If the Minister of Finance agreed to not impose the 3.3% cutbacks on para-governmental public agencies and Crown corporations, what effect would that have on CBC/Radio-Canada?

5:40 p.m.

President and Chief Executive Officer, CBC/Radio-Canada

Catherine Tait

Are you talking about the 3.3%?

5:40 p.m.

Bloc

Martin Champoux Bloc Drummond, QC

Yes. If those cutbacks don't happen, what effect would that have on future decisions? Would it have a significant impact?

5:40 p.m.

President and Chief Executive Officer, CBC/Radio-Canada

Catherine Tait

That would help us, absolutely.

5:40 p.m.

Bloc

Martin Champoux Bloc Drummond, QC

Okay.

What else can be done to help CBC/Radio-Canada avoid cutbacks to French services, as the plan is to make equal cuts to French and English services?

5:40 p.m.

Liberal

The Chair Liberal Hedy Fry

You have 30 seconds.

5:40 p.m.

President and Chief Executive Officer, CBC/Radio-Canada

Catherine Tait

It would require a government investment, of course, to compensate for our losses. We also need to bring in more advertising revenue, especially in the Quebec market.

5:40 p.m.

Bloc

Martin Champoux Bloc Drummond, QC

Will you forgo the $7-million share of the $100-million fund that Google is putting on the table as part of the agreement on Bill C‑18?

5:40 p.m.

President and Chief Executive Officer, CBC/Radio-Canada

Catherine Tait

I'm sorry, I didn't quite understand.

5:40 p.m.

Bloc

Martin Champoux Bloc Drummond, QC

Is CBC/Radio-Canada going to give up its 7% share of the $100-million Google deal?

5:40 p.m.

President and Chief Executive Officer, CBC/Radio-Canada

5:40 p.m.

Bloc

Martin Champoux Bloc Drummond, QC

That $7 million would have a much greater impact on the regional media ecosystem in Quebec and Canada, particularly on weeklies or small regional radio stations, than on CBC/Radio-Canada.

5:40 p.m.

President and Chief Executive Officer, CBC/Radio-Canada

Catherine Tait

I just said that we have no presence in 35 cities in English Canada—

5:40 p.m.

Bloc

Martin Champoux Bloc Drummond, QC

Those are choices that CBC made a long time ago.

5:40 p.m.

President and Chief Executive Officer, CBC/Radio-Canada

Catherine Tait

It's a question of resources.

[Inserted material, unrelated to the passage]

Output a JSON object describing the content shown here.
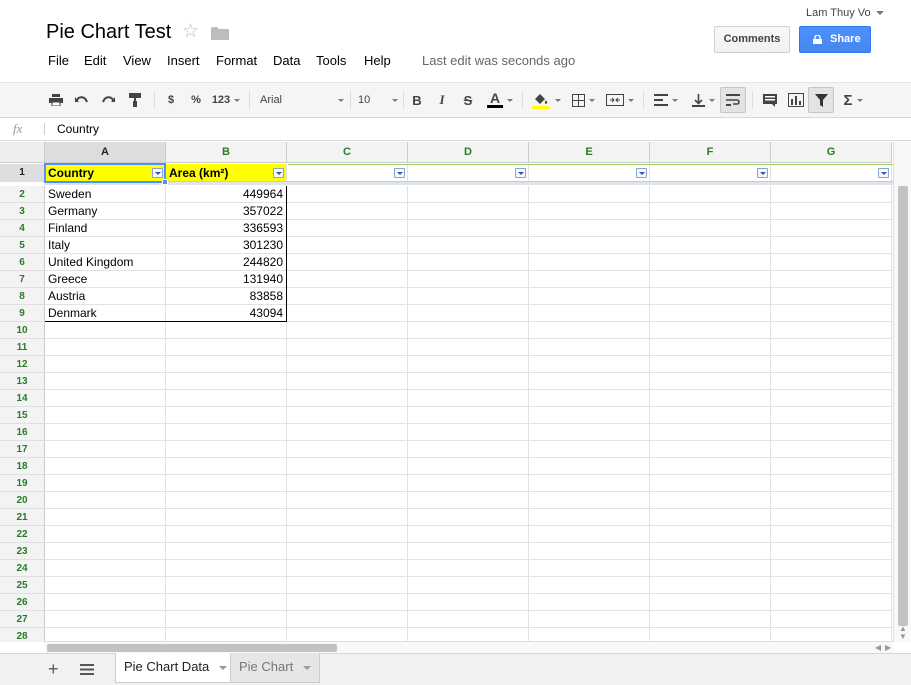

As soon as we managed to save $2.5 million in the travel budget, we deployed resources to CBC and hired 16 reporters last year, one in Lethbridge, one in Cranbrook, one in Grande Prairie.

As soon as we have the funds, we invest in journalist positions.

5:45 p.m.

Liberal

The Chair Liberal Hedy Fry

I am sorry, guys. We've gone a minute over on Martin's time. I'm kind of letting everybody go because we have about 45 minutes left in this meeting. We're not cutting the clock as finely as we could, but still, if I'm going to let Martin go almost a minute over time, I'm going to have to let everybody else go as well. Let's hope people still try very hard to be crisp and say what they have to say in a shorter period of time.

We will now go to Peter Julian.

Peter, you have two and a half minutes, please.